The assumption that the contents of short-term or working memory decay over time, unless decay is prevented by rehearsal, goes back to the early days of experimental research on short-term memory. It is also an important assumption in the multi-component theory of working memory. The most elaborate decay-based theory of working memory to date is the "time-based resource sharing model". This theory assumes that representations in working memory decay unless they are refreshed. Refreshing them requires an attentional mechanism that is also needed for any concurrent processing task. When there are small time intervals in which the processing task does not require attention, this time can be used to refresh memory traces. The theory therefore predicts that the amount of forgetting depends on the temporal density of attentional demands of the processing task—this density is called "cognitive load". The cognitive load depends on two variables, the rate at which the processing task requires individual steps to be carried out, and the duration of each step. For example, if the processing task consists of adding digits, then having to add another digit every half second places a higher cognitive load on the system than having to add another digit every two seconds. In a series of experiments, Barrouillet and colleagues have shown that memory for lists of letters depends neither on the number of processing steps nor the total time of processing but on cognitive load.

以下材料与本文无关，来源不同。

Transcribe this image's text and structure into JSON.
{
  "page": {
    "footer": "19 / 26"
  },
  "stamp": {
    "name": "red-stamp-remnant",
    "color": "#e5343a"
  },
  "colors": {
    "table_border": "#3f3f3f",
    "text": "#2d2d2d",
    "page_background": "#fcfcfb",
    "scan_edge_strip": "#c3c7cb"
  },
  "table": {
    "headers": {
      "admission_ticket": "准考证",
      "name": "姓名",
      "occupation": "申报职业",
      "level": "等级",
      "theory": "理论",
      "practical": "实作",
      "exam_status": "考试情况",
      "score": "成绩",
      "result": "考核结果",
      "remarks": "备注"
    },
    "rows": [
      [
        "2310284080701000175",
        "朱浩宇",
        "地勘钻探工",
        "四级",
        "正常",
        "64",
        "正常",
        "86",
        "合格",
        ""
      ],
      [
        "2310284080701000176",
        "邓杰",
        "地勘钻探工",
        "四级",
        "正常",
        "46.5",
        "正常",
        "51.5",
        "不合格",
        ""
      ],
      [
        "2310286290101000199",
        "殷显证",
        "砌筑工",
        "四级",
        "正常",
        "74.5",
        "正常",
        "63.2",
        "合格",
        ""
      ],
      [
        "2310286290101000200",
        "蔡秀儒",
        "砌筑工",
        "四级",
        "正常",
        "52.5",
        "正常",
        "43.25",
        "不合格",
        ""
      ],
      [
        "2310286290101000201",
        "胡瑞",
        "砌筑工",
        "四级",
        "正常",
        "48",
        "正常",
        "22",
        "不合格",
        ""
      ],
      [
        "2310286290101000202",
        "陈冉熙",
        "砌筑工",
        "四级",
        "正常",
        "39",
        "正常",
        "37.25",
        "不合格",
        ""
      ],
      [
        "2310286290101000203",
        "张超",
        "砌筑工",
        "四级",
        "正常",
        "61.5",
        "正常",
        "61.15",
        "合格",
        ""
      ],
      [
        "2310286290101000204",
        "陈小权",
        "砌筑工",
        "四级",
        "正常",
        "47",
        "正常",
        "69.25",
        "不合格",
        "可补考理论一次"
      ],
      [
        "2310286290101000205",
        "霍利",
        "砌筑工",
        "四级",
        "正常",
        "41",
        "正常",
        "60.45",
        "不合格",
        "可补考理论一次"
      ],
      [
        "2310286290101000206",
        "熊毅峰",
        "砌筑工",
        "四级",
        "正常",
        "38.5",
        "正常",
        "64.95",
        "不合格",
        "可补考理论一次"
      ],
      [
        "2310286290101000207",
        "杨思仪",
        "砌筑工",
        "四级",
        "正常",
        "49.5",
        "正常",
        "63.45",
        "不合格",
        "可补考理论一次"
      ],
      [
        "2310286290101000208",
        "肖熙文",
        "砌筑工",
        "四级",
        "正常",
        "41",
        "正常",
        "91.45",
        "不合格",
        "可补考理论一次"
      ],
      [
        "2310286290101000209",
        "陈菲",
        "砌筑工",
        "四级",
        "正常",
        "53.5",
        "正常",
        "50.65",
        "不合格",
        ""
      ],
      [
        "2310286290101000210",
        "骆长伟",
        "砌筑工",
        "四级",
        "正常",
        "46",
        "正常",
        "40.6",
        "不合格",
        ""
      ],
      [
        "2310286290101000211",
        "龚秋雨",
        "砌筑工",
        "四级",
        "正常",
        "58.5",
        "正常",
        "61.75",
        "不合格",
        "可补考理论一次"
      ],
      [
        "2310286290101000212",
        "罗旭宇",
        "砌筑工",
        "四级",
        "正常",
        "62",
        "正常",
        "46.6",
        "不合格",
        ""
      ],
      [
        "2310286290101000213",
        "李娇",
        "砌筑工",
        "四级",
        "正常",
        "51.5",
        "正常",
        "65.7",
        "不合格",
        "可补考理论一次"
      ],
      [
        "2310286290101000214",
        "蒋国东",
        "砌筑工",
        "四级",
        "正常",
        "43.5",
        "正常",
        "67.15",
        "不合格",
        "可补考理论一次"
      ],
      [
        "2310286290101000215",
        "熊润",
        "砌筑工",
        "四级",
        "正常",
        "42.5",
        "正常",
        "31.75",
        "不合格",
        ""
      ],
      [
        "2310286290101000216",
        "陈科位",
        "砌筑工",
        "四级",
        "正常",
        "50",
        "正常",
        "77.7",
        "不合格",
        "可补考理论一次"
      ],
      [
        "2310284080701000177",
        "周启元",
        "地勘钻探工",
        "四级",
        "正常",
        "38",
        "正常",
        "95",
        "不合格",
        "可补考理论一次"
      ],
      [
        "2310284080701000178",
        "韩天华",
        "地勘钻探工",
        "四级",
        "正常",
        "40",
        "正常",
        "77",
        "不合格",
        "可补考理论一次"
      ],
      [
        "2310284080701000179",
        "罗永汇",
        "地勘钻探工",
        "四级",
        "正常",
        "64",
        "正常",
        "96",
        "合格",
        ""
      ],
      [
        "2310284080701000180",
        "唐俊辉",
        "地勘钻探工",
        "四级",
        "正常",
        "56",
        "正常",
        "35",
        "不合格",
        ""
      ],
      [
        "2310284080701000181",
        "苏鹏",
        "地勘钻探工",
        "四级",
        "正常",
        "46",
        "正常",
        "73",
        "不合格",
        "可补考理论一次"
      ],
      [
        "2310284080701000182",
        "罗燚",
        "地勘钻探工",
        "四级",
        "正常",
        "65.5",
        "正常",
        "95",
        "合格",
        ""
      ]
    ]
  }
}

短期记忆或工作记忆的内容会随着时间的推移而衰退，除非通过复述来防止衰退，这种假设可追溯到短期记忆早期的实验研究。这也是工作记忆多分量理论中的一个重要假设。迄今为止，最详尽的基于衰减假设的工作记忆理论是“基于时间的资源共享模型”。这个理论假设工作记忆中不断衰退的表征需要刷新维持，而刷新需要注意力机制，而注意力又对于任何并发进程任务都是必需的。当进程任务存在不需要注意力的微小时间间隔时，该时间可刷新记忆痕迹。因此，该理论预测遗忘量取决于进程任务临时所需注意力的密度，这种密度叫做“认知负荷”。认知负荷取决于两个变量，一是进程任务需要单个步骤执行的速率，二是每个步骤的持续时间。例如，如果处理任务包括添加数字，那么每半秒添加一个数字会比每两秒添加一个数字给系统带来更大的认知负荷。在一系列的实验中，巴鲁耶 Barrouillet 及其同事已证明字母列表的记忆并不取决于处理步骤数量或者处理总时间，而是取决于认知负荷。

短期记忆或工作记忆的内容会随着时间的推移而衰退，除非通过刷新来防止衰退，这种假设可追溯到短期记忆早期的实验研究。这也是工作记忆多分量理论中的一个重要假设。迄今为止，最详尽的基于衰减假设的工作记忆理论是“基于时间的资源共享模型”。这个理论假设工作记忆中不断衰退的表征需要刷新维持，而刷新需要注意力机制，而注意力又对于任何并发进程任务都是必需的。当进程任务存在不需要注意力的微小时间间隔时，该时间可刷新记忆痕迹。因此，该理论预测遗忘量取决于进程任务临时所需注意力的密度，这种密度叫做“认知负荷”。认知负荷取决于两个变量，一是进程任务需要单个步骤执行的速率，二是每个步骤的持续时间。例如，如果处理任务包括添加数字，那么每半秒添加一个数字会比每两秒添加一个数字给系统带来更大的认知负荷。在一系列的实验中，巴鲁耶 Barrouillet 及其同事已证明字母列表的记忆并不取决于处理步骤数量或者处理总时间，而是取决于认知负荷。